Traversant plusieurs crises personnelles, Christian Corouge a accepté de mener un « travail sur le militantisme ouvrier en usine » à la suite de sa rencontre avec Michel Pialoux. Celle-ci fut à l’origine du premier livre consacré à cette entreprise par le sociologue (en collaboration avec son collègue Stéphane Beaud), le passionnant Retour sur la condition ouvrière. Enquête aux usines Peugeot de Sochaux-Montbéliard  [^2], déjà dédié à Christian Corouge et à son épouse. Or, l’ouvrage publié aujourd’hui diffère de cette enquête sociologique remarquée à sa parution, le monde ouvrier ayant été pour une large part délaissé par la discipline à partir des années 1980. 


Le présent livre, cosigné par Christian Corouge, l’OS et militant syndical qui va prendre sa retraite, et Michel Pialoux, le chercheur jadis proche de Pierre Bourdieu et spécialiste de la classe ouvrière, est un dialogue au long cours avec, comme dans toute discussion, ses ruptures de rythme et de registres lexicaux, ses accords implicites ou, au contraire, ses tensions, voire ses véritables conflits, entre les deux interlocuteurs. Surtout, élaboré à partir d’enregistrements réalisés principalement entre 1983 et 1986 mais poursuivi sur près de vingt-cinq ans, ce travail respecte scrupuleusement le caractère oral des échanges entre deux hommes provenant de deux univers a priori fort éloignés l’un de l’autre. Certes, aucun des deux n’ignore leurs différences culturelles et de position sociale.
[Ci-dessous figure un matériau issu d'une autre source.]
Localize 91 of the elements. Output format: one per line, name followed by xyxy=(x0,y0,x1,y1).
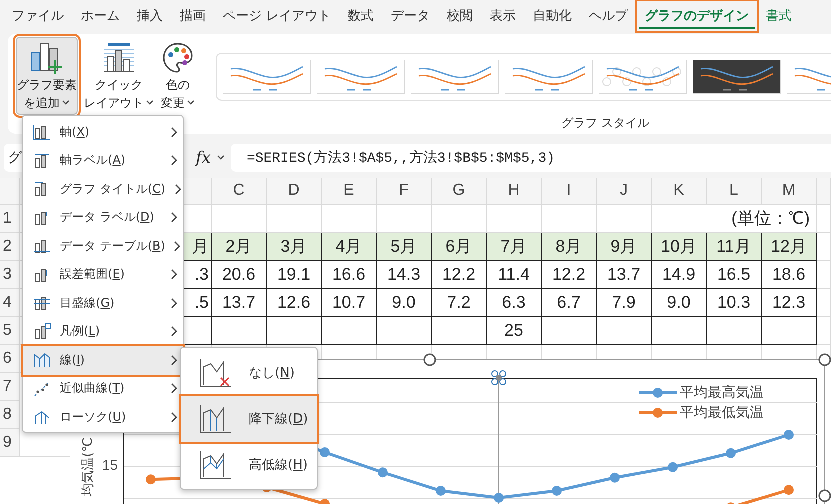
column-header[interactable]: I xyxy=(542,178,597,205)
ribbon-tab[interactable]: ヘルプ xyxy=(583,3,634,29)
row-header[interactable]: 1 xyxy=(0,205,20,233)
row-header[interactable]: 6 xyxy=(0,345,20,373)
row-header[interactable]: 8 xyxy=(0,401,20,429)
menu-item[interactable]: ローソク(U) xyxy=(23,403,183,432)
ribbon-tab[interactable]: 数式 xyxy=(342,3,380,29)
legend-label: 平均最高気温 xyxy=(680,384,764,402)
ribbon-tab[interactable]: 表示 xyxy=(484,3,522,29)
column-header[interactable]: G xyxy=(432,178,487,205)
table-cell: 18.6 xyxy=(762,261,817,289)
month-header-cell: 10月 xyxy=(652,233,707,261)
table-cell: 20.6 xyxy=(212,261,267,289)
table-cell: 13.7 xyxy=(212,289,267,317)
menu-item[interactable]: 降下線(D) xyxy=(181,396,317,442)
month-header-cell: 3月 xyxy=(267,233,322,261)
row-header[interactable]: 4 xyxy=(0,289,20,317)
formula-field[interactable]: =SERIES(方法3!$A$5,,方法3!$B$5:$M$5,3) xyxy=(230,144,831,172)
ribbon-tab[interactable]: 自動化 xyxy=(527,3,578,29)
month-header-cell: 2月 xyxy=(212,233,267,261)
menu-item[interactable]: 近似曲線(T) xyxy=(23,374,183,403)
column-header[interactable]: D xyxy=(267,178,322,205)
menu-item[interactable]: 目盛線(G) xyxy=(23,289,183,318)
month-header-cell: 7月 xyxy=(487,233,542,261)
menu-item[interactable]: データ ラベル(D) xyxy=(23,204,183,232)
insert-function-button[interactable]: fx xyxy=(196,148,211,167)
table-cell: 9.0 xyxy=(652,289,707,317)
column-header[interactable]: C xyxy=(212,178,267,205)
column-header[interactable]: J xyxy=(597,178,652,205)
month-header-cell: 11月 xyxy=(707,233,762,261)
menu-item[interactable]: 線(I) xyxy=(23,346,183,374)
menu-item[interactable]: 凡例(L) xyxy=(23,318,183,346)
ribbon-tab[interactable]: 描画 xyxy=(174,3,212,29)
table-cell: 6.3 xyxy=(487,289,542,317)
column-header[interactable]: K xyxy=(652,178,707,205)
ribbon-button[interactable]: グラフ要素 を追加 xyxy=(16,37,78,115)
table-cell: 6.7 xyxy=(542,289,597,317)
ribbon-tab[interactable]: ファイル xyxy=(6,3,70,29)
table-cell: 12.2 xyxy=(432,261,487,289)
menu-item[interactable]: 軸ラベル(A) xyxy=(23,146,183,175)
ribbon-tab[interactable]: 書式 xyxy=(760,3,798,29)
row-header[interactable]: 9 xyxy=(0,429,20,457)
menu-item[interactable]: データ テーブル(B) xyxy=(23,232,183,260)
table-cell: 10.7 xyxy=(322,289,377,317)
table-cell: 12.6 xyxy=(267,289,322,317)
month-header-cell: 月 xyxy=(183,233,212,261)
column-header[interactable]: F xyxy=(377,178,432,205)
menu-item[interactable]: グラフ タイトル(C) xyxy=(23,175,183,204)
axis-title: 均気温(℃ xyxy=(80,438,97,496)
menu-item[interactable]: 高低線(H) xyxy=(181,442,317,488)
table-cell: 19.1 xyxy=(267,261,322,289)
table-cell: 7.9 xyxy=(597,289,652,317)
month-header-cell: 5月 xyxy=(377,233,432,261)
ribbon-button[interactable]: 色の 変更 xyxy=(160,37,196,115)
row-header[interactable]: 7 xyxy=(0,373,20,401)
month-header-cell: 4月 xyxy=(322,233,377,261)
ribbon-button[interactable]: クイック レイアウト xyxy=(86,37,152,115)
month-header-cell: 12月 xyxy=(762,233,817,261)
row-header[interactable]: 2 xyxy=(0,233,20,261)
menu-item[interactable]: 軸(X) xyxy=(23,118,183,146)
column-header[interactable]: L xyxy=(707,178,762,205)
axis-tick-label: 15 xyxy=(102,457,118,473)
table-cell: 16.6 xyxy=(322,261,377,289)
table-cell: 9.0 xyxy=(377,289,432,317)
row-header[interactable]: 5 xyxy=(0,317,20,345)
month-header-cell: 8月 xyxy=(542,233,597,261)
menu-item[interactable]: なし(N) xyxy=(181,350,317,396)
table-cell: 12.3 xyxy=(762,289,817,317)
table-cell: 14.9 xyxy=(652,261,707,289)
table-cell: 13.7 xyxy=(597,261,652,289)
table-cell: 16.5 xyxy=(707,261,762,289)
table-cell: 7.2 xyxy=(432,289,487,317)
column-header[interactable]: E xyxy=(322,178,377,205)
table-cell: 25 xyxy=(487,317,542,345)
table-cell: 10.3 xyxy=(707,289,762,317)
ribbon-tab[interactable]: 校閲 xyxy=(441,3,480,29)
group-label: グラフ スタイル xyxy=(562,115,650,132)
legend-label: 平均最低気温 xyxy=(680,404,764,422)
table-cell: 11.4 xyxy=(487,261,542,289)
ribbon-tab[interactable]: データ xyxy=(385,3,436,29)
ribbon-tab[interactable]: ホーム xyxy=(75,3,126,29)
ribbon-tab[interactable]: 挿入 xyxy=(131,3,169,29)
column-header[interactable]: H xyxy=(487,178,542,205)
column-header[interactable]: M xyxy=(762,178,817,205)
month-header-cell: 6月 xyxy=(432,233,487,261)
menu-item[interactable]: 誤差範囲(E) xyxy=(23,260,183,289)
ribbon-tab[interactable]: ページ レイアウト xyxy=(217,3,338,29)
table-cell: 12.2 xyxy=(542,261,597,289)
table-cell: 14.3 xyxy=(377,261,432,289)
row-header[interactable]: 3 xyxy=(0,261,20,289)
month-header-cell: 9月 xyxy=(597,233,652,261)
Comme le reconnaît Michel Pialoux : « J’étais brutalement confronté au fait que Christian Corouge se débattait avec les problèmes de son avenir et de son être social ; ce que nous faisions ensemble s’inscrivait dans une sorte de travail d’autoanalyse engagé depuis longtemps : la reconstruction, par l’effort de mémorisation, d’une identité sans cesse menacée d’éclatement. » Une autoanalyse, soutenue par les interrogations et les remarques du sociologue, qui met en lumière pour le lecteur quasiment toutes les dimensions de la vie de ce militant CGT, adhérent au PCF avant d’en être exclu en 1975, qui refuse en 1983 de poursuivre son engagement comme délégué du personnel, avant de sombrer dans une grave crise dépressive. Mais aussi une autoanalyse de l’homme dans l’usine et dans la cité, « de son rapport à sa condition d’ouvrier, et finalement sa position dans un espace social qui ne pouvait être réduit à celui de l’Usine ». C’est donc in fine une tentative de compréhension sur « comment s’était formé son point de vue particulier sur le monde » … et sur ce qu’il appelle à plusieurs reprises, au fil des pages, sa « haine de classe », dûment entretenue parla dureté des relations entre les ouvriers et « les patrons ».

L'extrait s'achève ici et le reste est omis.